The Strategery of Going Negative

The rule of going negative is: Do it right! Whether or not the Bush camp had anything to do with the Swifties must always be a matter of conjecture because Bush denounced the ads and praised Kerry’s war record. That’s called “plausible deniability.”
The Kerry campaign’s endorsement of the questioning of Bush’s National Guard service will produce at least four results.

1) Kerry looks out of touch attempting to bring up an issue that was detailed ad nauseam in 2000.

2) By bringing up the issue himself in the spring of this year, Kerry leaves himself looking petty while Bush takes the high road concerning Kerry’s service.

3) The headlines, which have been full of everything except positive Kerry stories, are now consumed with this new story, with the latest hurricane to follow.
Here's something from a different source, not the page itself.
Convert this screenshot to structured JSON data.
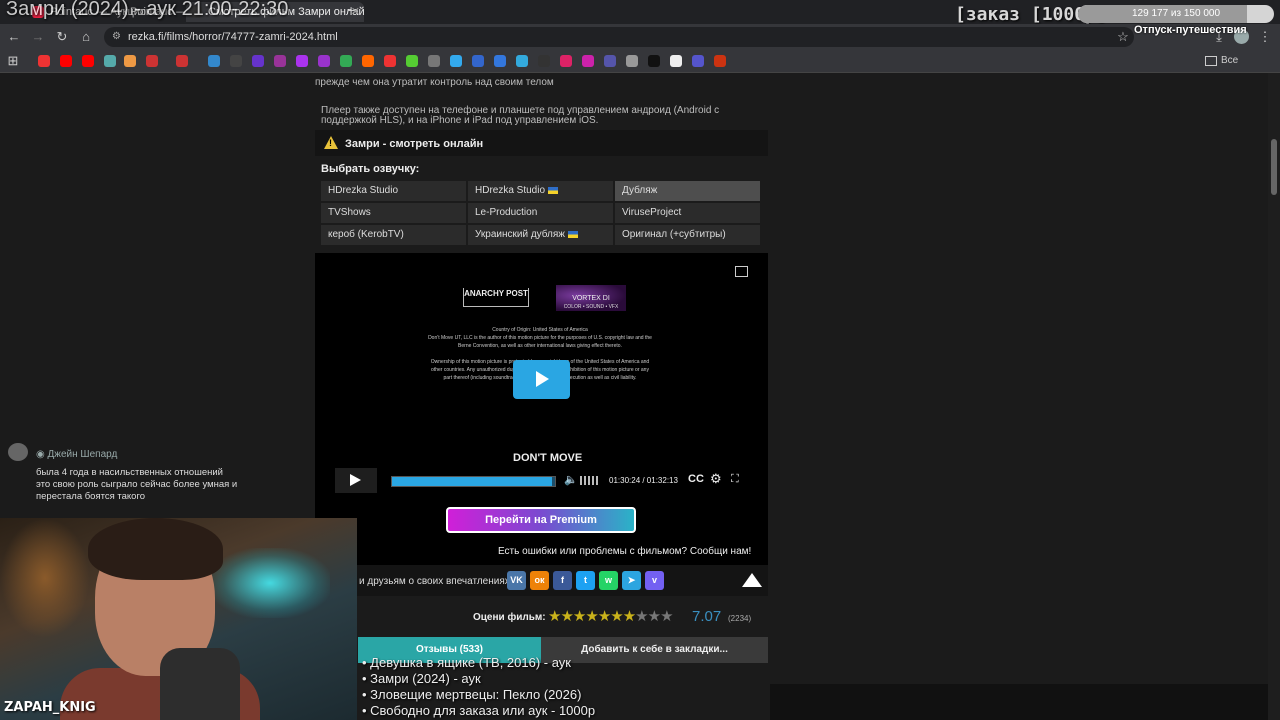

Two more weeks gone and Kerry keeps stepping on his own message.

4) If the CBS news documents are forgeries, and from what I’ve read I suspect they are, the Kerry surrogates’ eagerness to embrace them will leave a stain on Kerry - which wouldn’t be possible if he had kept his mouth shut.

All of this leads me to one of two conclusions. The most likely is the Kerry camp is in total disarray about how to proceed with the campaign. They are not where they thought they would be and are behind in states they thought would have been put away by now. The second possibility, and least likely I think, is that the top guns on his staff don’t see him winning unless they start throwing Hail Marys into the end zone. Either way, this is hardly the way a professional campaign behaves. It’s not the negativism, it’s the haphazard dispersal of it. By the way, are there any issues in this campaign?